Dès lors la calibration en amplitude, qui consiste à présenter à l'œil maître des cibles ponctuelles successives sous des angles connus, suppose les conditions suivantes:
1 - Saccades piégées par un Maître incompétent
L’œil maître peut être incompétent pour au moins deux raisons:
1.1 Vision fovéale défectueuse = plateaux de fixation instables.
Une vision fovéale défectueuse empêche à la fois la stabilité et la reproductibilité des plateaux de fixation droits et gauches qui séparent les saccades. L’allure de ces plateaux sera donc très évocatrice. Le manque de stabilité se traduit par des irrégularités affectant chaque plateau, tandis que le manque de reproductibilité se traduit par une position oculaire moyenne variable d’un plateau à l’autre.
1.2 Défaut de motilité du maître = asymétrie et dysmétries.
Toute paralysie d’un muscle oculomoteur de l’œil maître entraîne une incapacité pour cette oeil à réaliser une fixation fovéale dans la direction de ce muscle.
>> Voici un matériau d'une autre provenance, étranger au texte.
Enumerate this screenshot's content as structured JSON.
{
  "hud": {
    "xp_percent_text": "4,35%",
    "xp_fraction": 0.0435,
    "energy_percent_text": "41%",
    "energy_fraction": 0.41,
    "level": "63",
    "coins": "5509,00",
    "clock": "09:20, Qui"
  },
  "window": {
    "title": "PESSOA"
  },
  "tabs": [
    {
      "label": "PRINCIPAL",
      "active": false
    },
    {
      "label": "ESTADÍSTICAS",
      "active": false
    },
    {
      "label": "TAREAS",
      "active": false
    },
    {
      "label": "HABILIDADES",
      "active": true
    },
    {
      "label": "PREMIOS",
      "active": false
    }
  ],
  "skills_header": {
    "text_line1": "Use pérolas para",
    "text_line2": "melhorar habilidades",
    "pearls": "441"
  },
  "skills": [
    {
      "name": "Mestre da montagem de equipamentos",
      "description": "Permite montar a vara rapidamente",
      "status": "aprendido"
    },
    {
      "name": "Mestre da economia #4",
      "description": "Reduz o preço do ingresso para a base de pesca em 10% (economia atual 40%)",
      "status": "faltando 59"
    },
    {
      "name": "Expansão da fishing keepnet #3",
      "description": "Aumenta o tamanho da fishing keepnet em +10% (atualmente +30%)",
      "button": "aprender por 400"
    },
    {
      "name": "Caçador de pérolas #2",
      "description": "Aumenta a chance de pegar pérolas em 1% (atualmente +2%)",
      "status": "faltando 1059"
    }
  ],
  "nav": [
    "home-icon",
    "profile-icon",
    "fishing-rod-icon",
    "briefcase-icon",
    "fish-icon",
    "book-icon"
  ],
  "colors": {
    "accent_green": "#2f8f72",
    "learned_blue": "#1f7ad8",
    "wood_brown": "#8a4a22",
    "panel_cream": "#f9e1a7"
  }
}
Par conséquent l’œil esclave exécute des saccades de vitesse normales mais, dans la direction de la paralysie, l’on note des pseudo-hypermétries et une asymétrie des plateaux de fixation par rapport au regard central. La vraie calibration se fait alors en prenant le double de la valeur correspondant à la déflexion oculaire du côté normal.
2 - Saccades piégées par un esclave révolté (Syndrome de Spartacus)
L’esclave peut ne pas exécuter les ordres de l’œil maître pour au moins deux raisons:
2.1 - Détection d’une motilité de l’œil esclave défectueuse: asymétrie et ralentissement.
Lorsque l’œil esclave doit tourner du côté de sa paralysie l’inefficacité de la contraction musculaire d’une part ralentit la vitesse de la saccade, et d’autre part diminue l’angle de rotation par rapport à l’œil maître. Il en résulte une asymétrie inter saccadique (saccade “amortie” du côté paralytique) et une asymétrie des plateaux de fixation par rapport au regard central. Là encore la vraie calibration se fait en prenant le double de la valeur correspondant à la déflexion oculaire du côté normal.
2.2 - Ophtalmoplégie internucléaire: ralentissement des saccades et nystagmus de fixation
L’ophtalmoplégie internucléaire (OIN) affecte le faisceau longitudinal médian (FLM), qui lui même intervient dans la conjugaison des mouvements oculaires horizontaux. S’agissant de longues voies de substance blanche l’ennemi essentiel est tout processus démyélinisant, et particulièrement la SEP. Dans sa forme pure l’OIN associe une paralysie de l’adduction de l’œil ipsilatéral et un nystagmus dit “ataxique” en abduction. C’est surtout l’observation de ce nystagmus ataxique qui caractérise l’OIN par rapport aux syndromes vus précédemment. D’autre part la SEP peut donner des tableaux plus complexes en raison de la multiplicité possible des foyers de démyélinisation. Seul un masque de VOG, qui permet l’enregistrement des deux yeux en champ visuel libre, rend alors possible l’analyse descriptive de telles situations, fort heureusement assez rares en pratique ORL courante.